In both Matthew 5:32 and 19:9, Jesus teaches that marital un-chastity, sexual immorality, and fornication (all defined as sex between two persons not married to each other) are biblical grounds for divorce. Although these constitute biblical grounds for divorce, please let me help you to understand that, even in these cases, divorce is not commanded. That we are commanded to, or must, divorce an unfaithful wife or husband is never found in Scripture. “To the contrary, there are biblical examples of extending forgiveness to the adulterous offender (Genesis 38:26; Hosea 3:1; John 8:1-11)” (Hinson).

Jesus taught that divorce is allowed on the grounds of marital un-chastity. In this case, divorce dissolves the marriage and leaves the innocent party free to remarry.

A Word of Testimony—from my heart to each of you in Live Focus class
It is my heart’s sincere desire and prayer to help each of us understand the importance and sanctity of marriage. In the culture of our society, determined to become the authority on such matters as home and marriage, it is of absolute importance that we establish our understanding of the Word of God. Our understanding of the importance, definition and sanctity of marriage is established by the Holy Scriptures.

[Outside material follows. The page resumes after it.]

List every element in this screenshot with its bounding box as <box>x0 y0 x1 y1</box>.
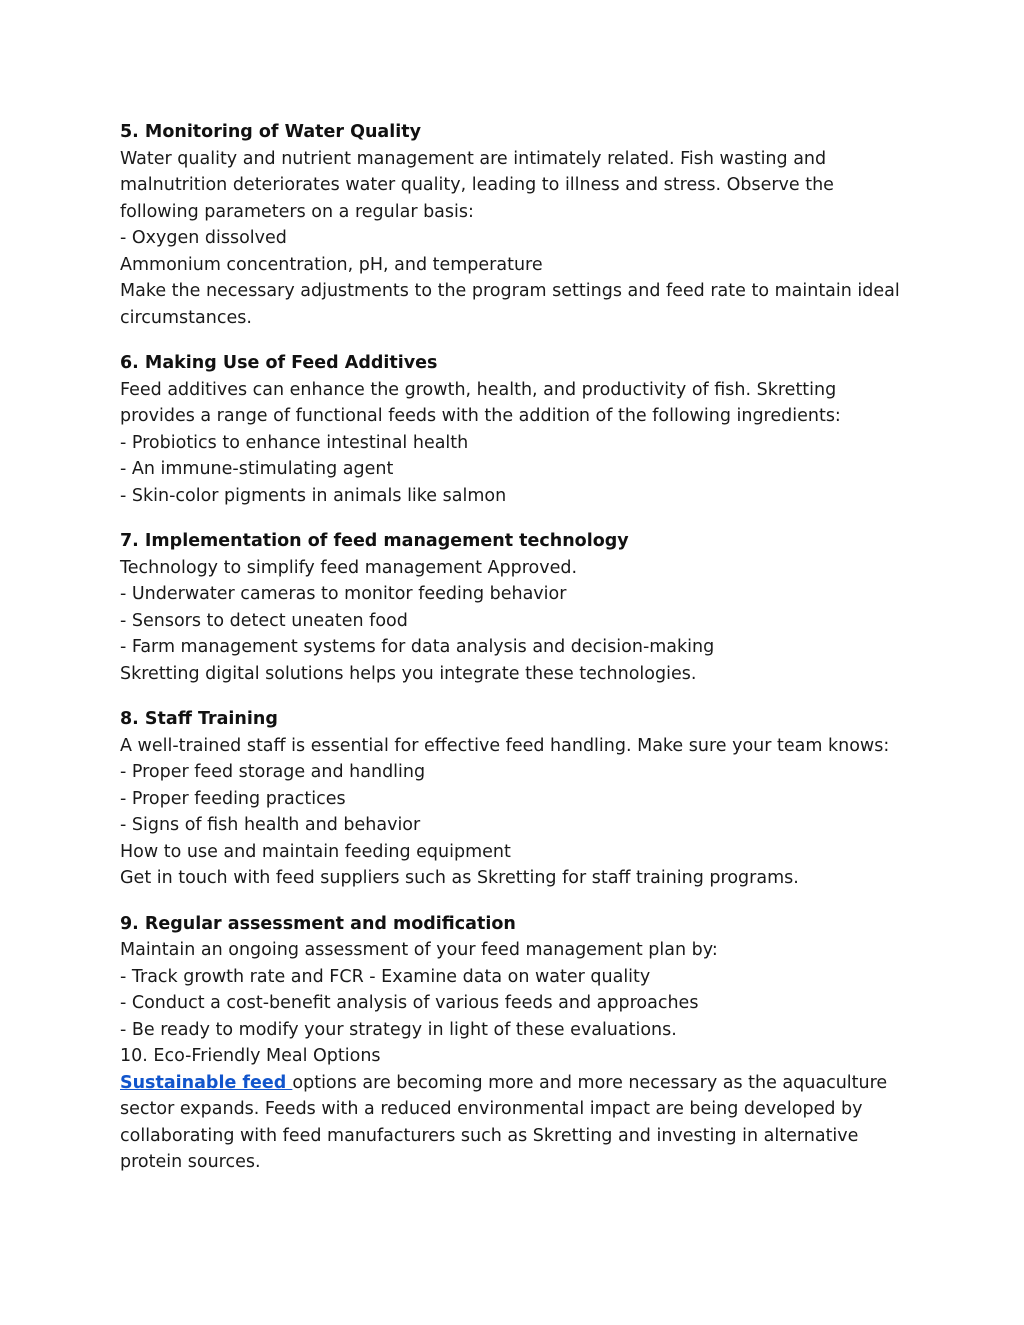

As we think in terms of marriage and divorce, let us always remember that God’s ideal plan for marriage was, is, and forever shall be, one woman and one man (leaving father and mother) becoming one flesh (cleaving) together for a lifetime. No society, culture or government has the authority or right to ever change this (“therefore what God has joined together, let not man separate, put asunder”). We should be reminded that divorce is not God’s ideal for marriage; in fact, God does not want divorce for us (Malachi 2:16).

In marriage, divorce, and so many other areas of life, we sometimes fall short of God’s ideal for us. This does not excuse us nor relegate our understanding and responsibilities. But let us all remember the forgiveness and unconditional love of God which is available to all when we fall short. When we genuinely repent of our sins, we find the forgiveness of God. Genuine repentance, with a pure and honest heart, brings us to the place to receive the riches of God’s grace and forgiveness. I lovingly remind us all today that divorce is not the unpardonable sin that some legalistic traditionalist have made it to be. When we fall short, as we all do, let us remember the words of 1 John 1:9: “If we confess our sins, He is faithful and just to forgive us our sins and to cleanse us from all unrighteousness.”

For further study, read 1 Corinthians 7:12-16. In this passage, Paul gives another biblical ground for divorce. If an unbelieving spouse desserts or divorces a believer, the believer is no longer bound.

As I close, I want to share with you two specific ministries Mars Hill Baptist Church is offering to help and encourage those who are suffering the pains of divorce. During Launching Out Discipleship on Sunday evenings, Ms. Kathy White is leading a study called DivorceCare, a Bible-based divorce recovery support group. The goal of DivorceCare is to help individuals deal with the hurts of divorce, to discover hope for the future, and experience God’s healing. A second ministry is offered to single-again ladies during the Life Focus hour on Sunday mornings. This class, known as “Soul Sisters,” meets each Sunday to learn, grow, and help each other as they study God’s Word together.